The issue with "Suits" is that it feels much, much too flimsy to hold up over 73 minutes, and even the standard-length second episode felt about 10 minutes too long. Again, it's an excuse for attractive people dressed in nice outfits to banter, and that's swell to a point, but eventually a man wants a bit more. (And the better USA shows, like "Burn Notice" and "White Collar," provide that when they're at their strongest.)
The premise itself, and the show's universe, both feel awfully thin. We're introduced to attorney Harvey Specter (the professionally handsome Gabriel Macht), a killer shark with a killer wardrobe, whom boss Jessica (Gina Torres) repeatedly introduces as "the best closer in New York." (All due respect to Mariano Rivera, apparently.) Jessica and other characters, in fact, talk so much about how brilliant Harvey is at closing deals that it either feels like padding in a long pilot or, more likely, creator Aaron Korsh hedging his bets, just in case he didn't do a good enough job of actually showing Harvey's genius - which he hasn't quite. We see him close an impossible deal early on, but in a way that blows up in his face later, and he spends most of the two episodes I've seen putting out fires of his own creation.
Most of those fires arise from his impulsive decision to hire Mike Ross (Patrick J. Adams) - a college dropout with a photographic memory who once passed the New York state bar on a dare - as his new associate, trying to pass him off as a Harvard Law grad. It's the whole point of the series - the golden boy giving the scrappy kid from the streets a chance, and the scrappy kid in turn giving the golden boy a heart - and yet the show never really sells us on Harvey's reasons for taking such a big risk. He's presented as too selfish and impatient to attach himself to someone who could both torpedo his own career and who has to have his hand constantly held on matters that an actual Harvard Law alum would know.
So Mike constantly gets both himself and Harry into trouble due to his ignorance of basic legal practicalities, and Harvey in turn seems much dumber than the show wants him to seem. (For that matter, Mike's beautiful mind seems to take a significant beating between the pilot and the second episode.) And every five minutes, Harvey is either threatening to fire Mike for endangering his standing in the firm or Mike is threatening to quit because Harvey's too mean and unfair.
Again, if the pilot were shorter, those beats might not feel as played-out by the time we get to the second episode and do it all over again, but there are still fundamental story and logic problems that shouldn't have even flown on a turn-off-your-brain kind of network like USA.
(It would also help if this top New York firm didn't feel so underpopulated. There are lots of extras floating around, but the only ones who ever speak or do anything are Harvey, Mike, to a much lesser extent Jessica, Rick Hoffman as a sleazy rival partner and Meghan Markle as a paralegal who's constantly filling in the gaps in Mike's practical knowledge. Most USA shows have casts this small, or smaller, but they tend to be about outsiders, where "Suits" is trying to be about an insider and an outsider who team up inside this big institution.)

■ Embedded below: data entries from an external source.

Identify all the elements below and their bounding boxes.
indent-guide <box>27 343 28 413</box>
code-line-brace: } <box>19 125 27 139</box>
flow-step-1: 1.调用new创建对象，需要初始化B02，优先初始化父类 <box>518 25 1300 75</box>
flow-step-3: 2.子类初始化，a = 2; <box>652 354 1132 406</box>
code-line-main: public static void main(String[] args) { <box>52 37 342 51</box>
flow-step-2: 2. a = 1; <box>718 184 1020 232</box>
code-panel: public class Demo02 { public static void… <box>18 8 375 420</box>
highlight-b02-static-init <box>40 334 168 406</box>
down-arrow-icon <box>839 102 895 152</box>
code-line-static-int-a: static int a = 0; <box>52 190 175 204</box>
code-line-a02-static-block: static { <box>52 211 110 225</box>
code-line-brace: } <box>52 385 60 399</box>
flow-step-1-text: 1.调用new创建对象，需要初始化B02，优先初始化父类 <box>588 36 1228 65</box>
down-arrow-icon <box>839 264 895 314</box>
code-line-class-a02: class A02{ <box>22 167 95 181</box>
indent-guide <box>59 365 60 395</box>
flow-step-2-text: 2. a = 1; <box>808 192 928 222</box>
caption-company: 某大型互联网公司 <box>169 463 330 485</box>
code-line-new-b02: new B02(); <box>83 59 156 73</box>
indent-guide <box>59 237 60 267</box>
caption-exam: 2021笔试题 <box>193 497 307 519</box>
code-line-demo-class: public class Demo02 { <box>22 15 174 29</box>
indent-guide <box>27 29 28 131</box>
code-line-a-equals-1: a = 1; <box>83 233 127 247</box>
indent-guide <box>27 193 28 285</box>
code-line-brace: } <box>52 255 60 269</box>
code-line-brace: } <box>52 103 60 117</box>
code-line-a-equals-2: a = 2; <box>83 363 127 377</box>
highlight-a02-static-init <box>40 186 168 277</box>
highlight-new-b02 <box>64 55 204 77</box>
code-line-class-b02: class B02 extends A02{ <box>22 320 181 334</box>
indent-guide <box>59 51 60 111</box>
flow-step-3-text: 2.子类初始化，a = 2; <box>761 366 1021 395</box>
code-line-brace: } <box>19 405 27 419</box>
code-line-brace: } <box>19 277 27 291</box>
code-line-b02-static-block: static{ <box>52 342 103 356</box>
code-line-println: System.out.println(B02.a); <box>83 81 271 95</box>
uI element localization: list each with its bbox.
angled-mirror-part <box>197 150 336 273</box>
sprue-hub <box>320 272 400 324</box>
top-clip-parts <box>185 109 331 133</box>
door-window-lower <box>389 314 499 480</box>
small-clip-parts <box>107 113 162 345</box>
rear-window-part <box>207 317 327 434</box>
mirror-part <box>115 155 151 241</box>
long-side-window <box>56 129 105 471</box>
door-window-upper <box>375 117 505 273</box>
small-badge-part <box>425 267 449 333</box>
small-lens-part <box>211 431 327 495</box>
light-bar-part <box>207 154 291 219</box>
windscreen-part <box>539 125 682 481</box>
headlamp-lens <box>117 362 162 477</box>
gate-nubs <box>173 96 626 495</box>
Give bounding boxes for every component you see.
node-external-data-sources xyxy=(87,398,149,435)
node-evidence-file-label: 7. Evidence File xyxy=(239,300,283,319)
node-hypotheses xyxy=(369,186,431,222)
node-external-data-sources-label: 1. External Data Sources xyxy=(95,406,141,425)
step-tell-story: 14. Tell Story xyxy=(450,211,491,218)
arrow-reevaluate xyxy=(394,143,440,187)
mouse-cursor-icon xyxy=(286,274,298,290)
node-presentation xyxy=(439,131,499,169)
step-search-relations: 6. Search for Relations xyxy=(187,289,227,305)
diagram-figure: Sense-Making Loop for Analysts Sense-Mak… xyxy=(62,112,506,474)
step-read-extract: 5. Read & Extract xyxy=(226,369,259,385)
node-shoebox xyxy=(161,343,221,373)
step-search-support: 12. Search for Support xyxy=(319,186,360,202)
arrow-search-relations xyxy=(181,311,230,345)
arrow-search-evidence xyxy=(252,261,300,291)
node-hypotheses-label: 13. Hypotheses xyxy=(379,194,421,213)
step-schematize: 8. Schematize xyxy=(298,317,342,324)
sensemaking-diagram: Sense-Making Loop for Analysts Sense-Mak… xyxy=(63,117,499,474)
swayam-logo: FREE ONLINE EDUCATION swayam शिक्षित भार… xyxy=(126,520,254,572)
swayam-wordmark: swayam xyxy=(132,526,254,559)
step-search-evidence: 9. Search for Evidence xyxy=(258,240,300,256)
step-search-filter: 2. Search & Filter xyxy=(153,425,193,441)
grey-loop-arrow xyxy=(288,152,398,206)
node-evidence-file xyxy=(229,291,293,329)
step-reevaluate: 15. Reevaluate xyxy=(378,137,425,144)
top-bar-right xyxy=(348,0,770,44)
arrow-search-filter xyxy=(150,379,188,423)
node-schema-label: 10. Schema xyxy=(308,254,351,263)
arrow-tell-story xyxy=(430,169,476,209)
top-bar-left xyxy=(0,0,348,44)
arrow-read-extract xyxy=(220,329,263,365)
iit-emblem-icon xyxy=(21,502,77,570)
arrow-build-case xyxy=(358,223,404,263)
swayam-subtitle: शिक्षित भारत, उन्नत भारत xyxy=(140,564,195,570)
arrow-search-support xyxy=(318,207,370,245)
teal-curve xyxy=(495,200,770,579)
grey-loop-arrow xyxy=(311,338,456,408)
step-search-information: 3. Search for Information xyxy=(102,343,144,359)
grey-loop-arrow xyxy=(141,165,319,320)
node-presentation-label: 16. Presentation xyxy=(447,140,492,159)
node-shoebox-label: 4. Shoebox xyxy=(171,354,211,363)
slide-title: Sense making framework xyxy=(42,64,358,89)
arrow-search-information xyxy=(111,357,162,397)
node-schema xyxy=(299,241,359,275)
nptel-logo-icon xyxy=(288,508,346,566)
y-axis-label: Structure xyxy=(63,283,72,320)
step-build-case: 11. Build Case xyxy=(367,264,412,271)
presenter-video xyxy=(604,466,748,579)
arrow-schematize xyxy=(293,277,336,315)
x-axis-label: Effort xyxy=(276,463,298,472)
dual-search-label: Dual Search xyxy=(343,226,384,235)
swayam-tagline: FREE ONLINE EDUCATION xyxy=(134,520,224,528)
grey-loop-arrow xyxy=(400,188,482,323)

Still, there are isolated moments where the show comes close to clicking. We get to see both Harvey's charm and courtroom savvy in an amusingly deadpan scene where he outlines his argument in a sexual harassment case by posing a hypothetical about the middle-aged male judge seducing his middle-aged male bailiff. And even if I don't buy Harvey hiring Mike, the scene where they meet and Mike shows off his smarts is snappy and fun. (The two characters are kept weirdly separate for much of the pilot and the second episode, when the interplay between Macht and Adams is by far the show's best asset.)
But the pilot episode definitely would have benefited from a less-is-more approach, while the series as a whole could use a little more meat and/or logic.